Fully Automated Deep Learning Enabled Miniature Mass Spectrometry System for Psychoactive Therapeutic Drug Monitoring.

Advancing precision medicine requires efficient small molecule biomarker detection in biofluids, yet existing methods encounter challenges in complexity, portability, and throughput. This study presents an integrated miniature blood processing and mass spectrometry (MS) analysis system, which incorporates automated magnetic solid-phase extraction, self-aspiration sampling miniature mass spectrometer, and deep learning algorithms for automated quantitative analysis. It achieves full automation from sample preparation to detection, demonstrating the capability to analyze serum psychoactive drugs with a 15-second/MS acquisition and 8-sample parallel processing within 30 minutes (including pretreatment). This has significantly increased detection throughput and facilitated the establishment of the standard curve. The novel dual-target ion parallel tandem MS analysis technique, combined with a U-net peak area recognition algorithm, achieved over 98% identification accuracy with less than 0.2% area prediction deviation.

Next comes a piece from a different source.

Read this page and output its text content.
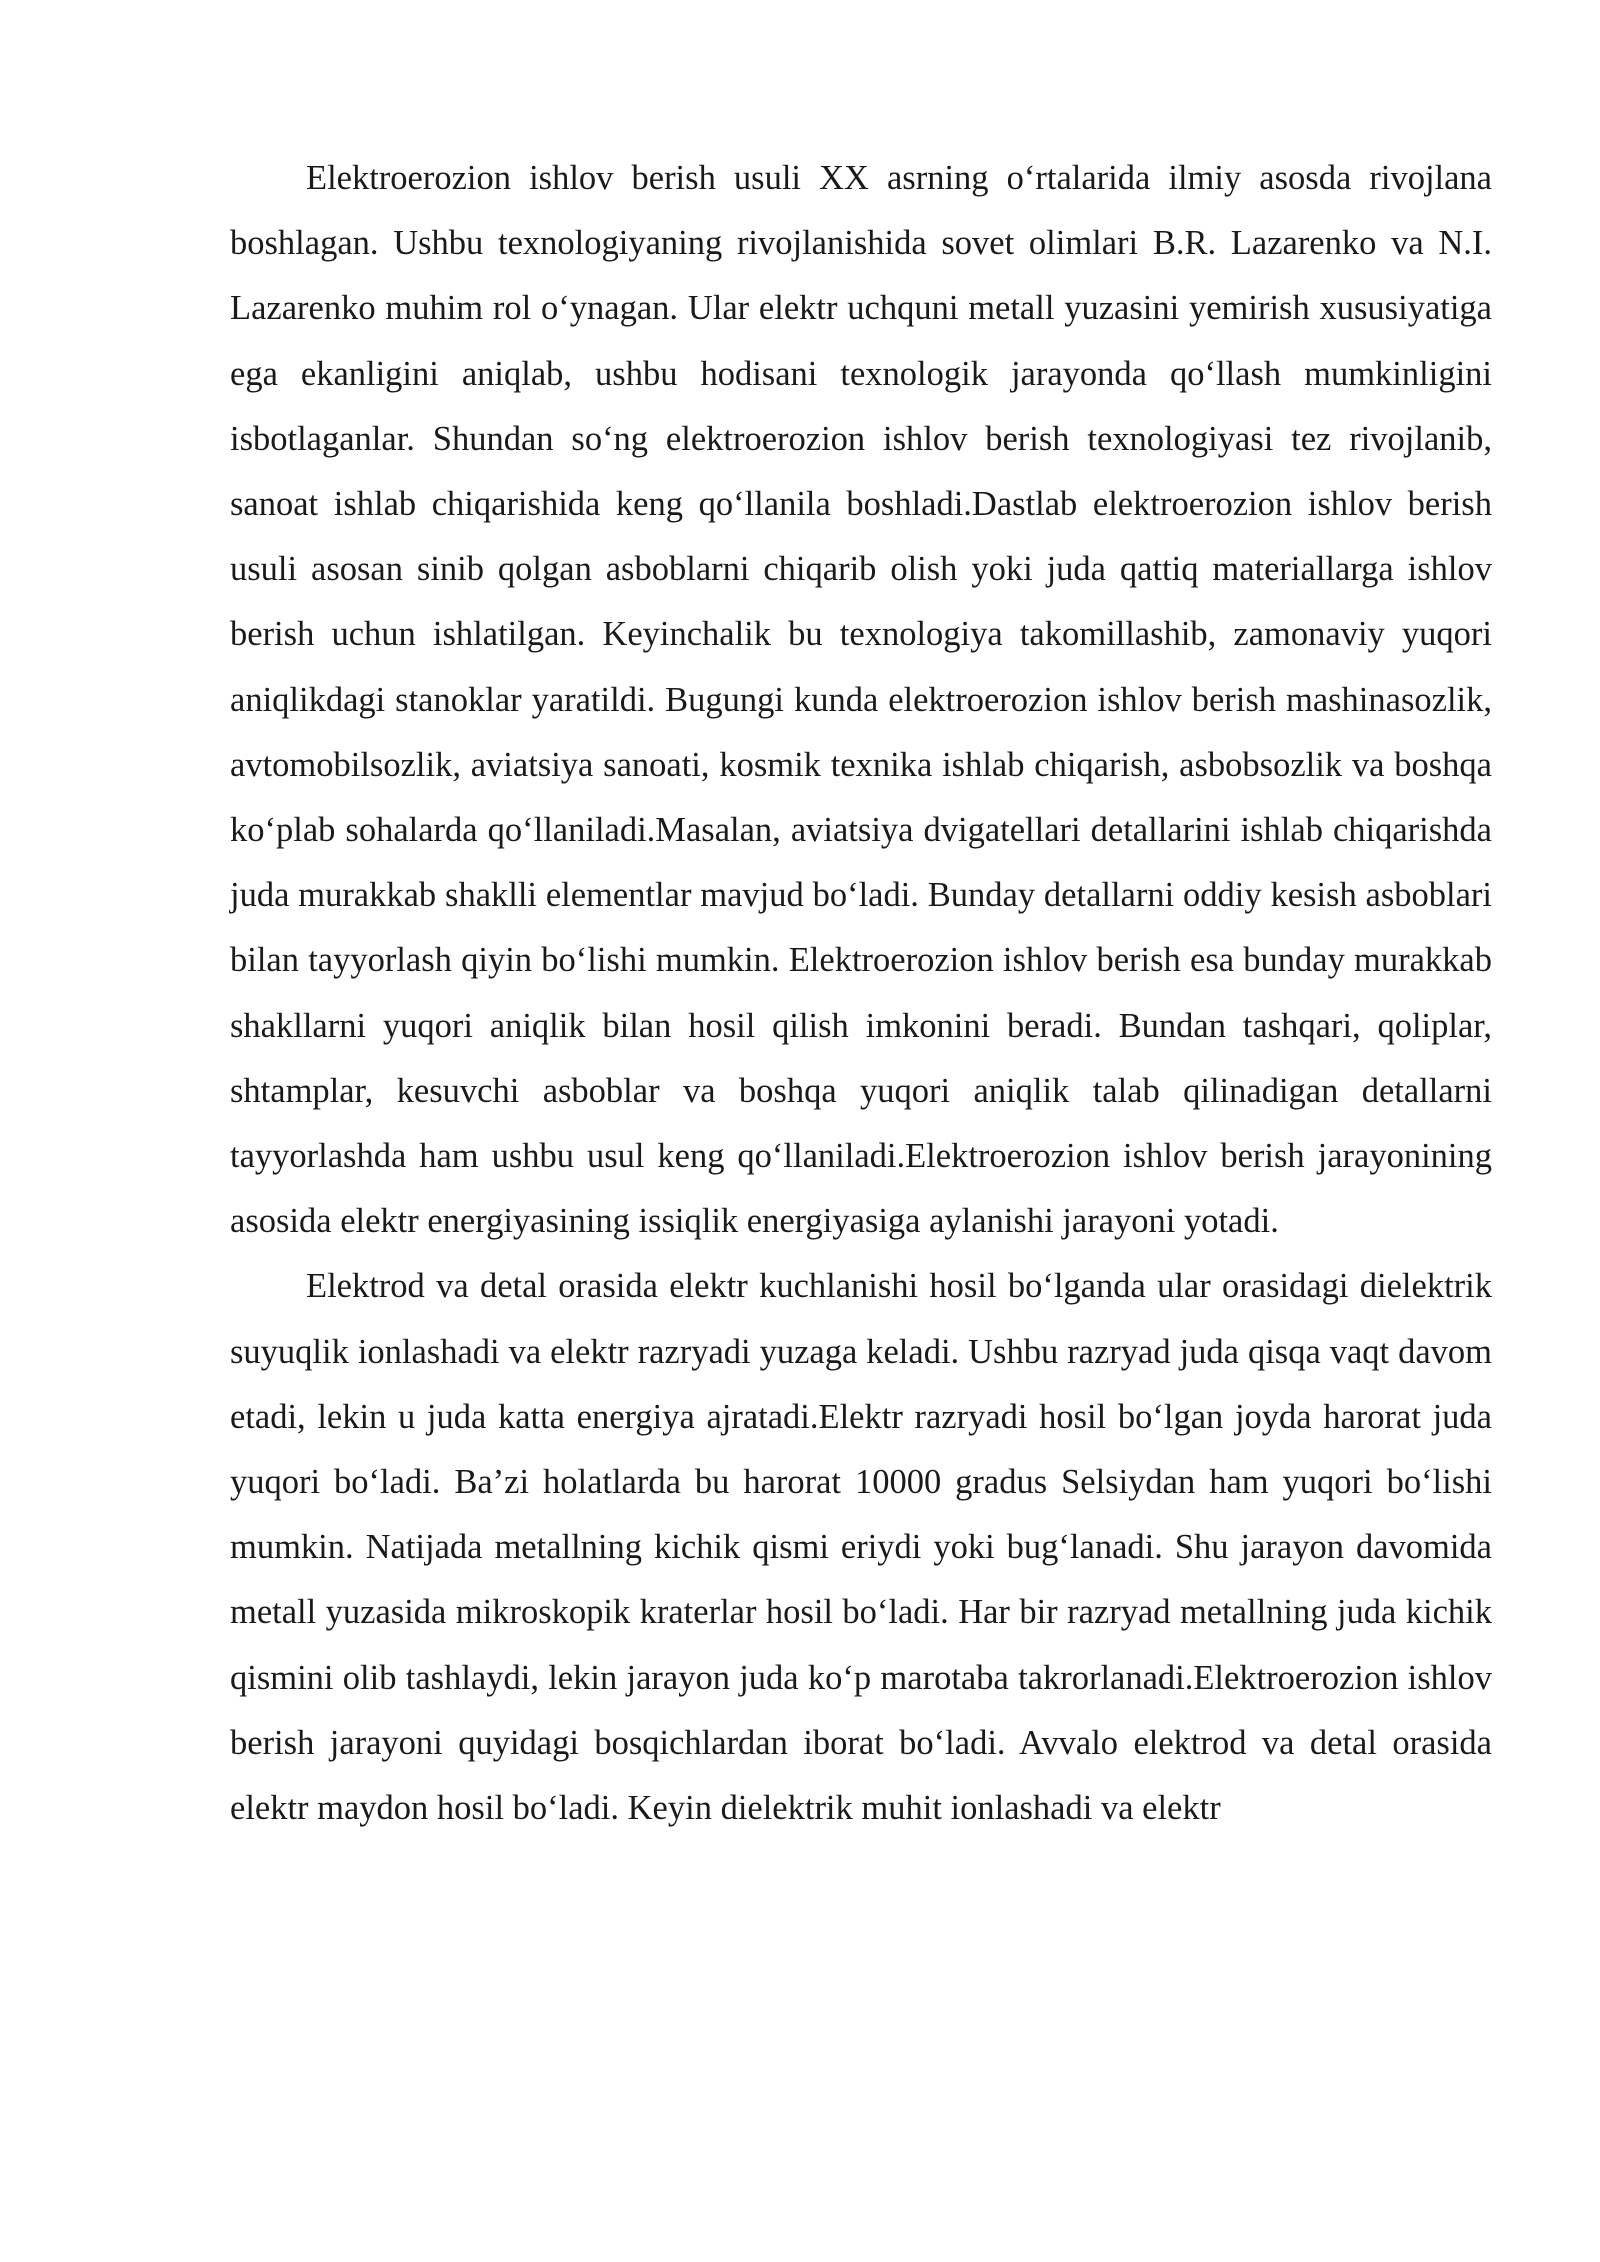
Elektroerozion ishlov berish usuli XX asrning o‘rtalarida ilmiy asosda rivojlana boshlagan. Ushbu texnologiyaning rivojlanishida sovet olimlari B.R. Lazarenko va N.I. Lazarenko muhim rol o‘ynagan. Ular elektr uchquni metall yuzasini yemirish xususiyatiga ega ekanligini aniqlab, ushbu hodisani texnologik jarayonda qo‘llash mumkinligini isbotlaganlar. Shundan so‘ng elektroerozion ishlov berish texnologiyasi tez rivojlanib, sanoat ishlab chiqarishida keng qo‘llanila boshladi.Dastlab elektroerozion ishlov berish usuli asosan sinib qolgan asboblarni chiqarib olish yoki juda qattiq materiallarga ishlov berish uchun ishlatilgan. Keyinchalik bu texnologiya takomillashib, zamonaviy yuqori aniqlikdagi stanoklar yaratildi. Bugungi kunda elektroerozion ishlov berish mashinasozlik, avtomobilsozlik, aviatsiya sanoati, kosmik texnika ishlab chiqarish, asbobsozlik va boshqa ko‘plab sohalarda qo‘llaniladi.Masalan, aviatsiya dvigatellari detallarini ishlab chiqarishda juda murakkab shaklli elementlar mavjud bo‘ladi. Bunday detallarni oddiy kesish asboblari bilan tayyorlash qiyin bo‘lishi mumkin. Elektroerozion ishlov berish esa bunday murakkab shakllarni yuqori aniqlik bilan hosil qilish imkonini beradi. Bundan tashqari, qoliplar, shtamplar, kesuvchi asboblar va boshqa yuqori aniqlik talab qilinadigan detallarni tayyorlashda ham ushbu usul keng qo‘llaniladi.Elektroerozion ishlov berish jarayonining asosida elektr energiyasining issiqlik energiyasiga aylanishi jarayoni yotadi.

Elektrod va detal orasida elektr kuchlanishi hosil bo‘lganda ular orasidagi dielektrik suyuqlik ionlashadi va elektr razryadi yuzaga keladi. Ushbu razryad juda qisqa vaqt davom etadi, lekin u juda katta energiya ajratadi.Elektr razryadi hosil bo‘lgan joyda harorat juda yuqori bo‘ladi. Ba’zi holatlarda bu harorat 10000 gradus Selsiydan ham yuqori bo‘lishi mumkin. Natijada metallning kichik qismi eriydi yoki bug‘lanadi. Shu jarayon davomida metall yuzasida mikroskopik kraterlar hosil bo‘ladi. Har bir razryad metallning juda kichik qismini olib tashlaydi, lekin jarayon juda ko‘p marotaba takrorlanadi.Elektroerozion ishlov berish jarayoni quyidagi bosqichlardan iborat bo‘ladi. Avvalo elektrod va detal orasida elektr maydon hosil bo‘ladi. Keyin dielektrik muhit ionlashadi va elektr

Quantitative analysis showed high correlation coefficients >0.99 in medically relevant ranges, supported by relative standard deviation < 10% and average back-calculated accuracy deviation < 3.5%. Clinical validation revealed strong concordance with LC-MS/MS. The system's integration of automated sample processing, miniature MS hardware, and AI-driven data analysis establishes a paradigm for high-throughput clinical detection. The advantages of accuracy, automation, intelligence, miniaturization, and high throughput suggest significant potential for this system in clinical detection and personalized medicine.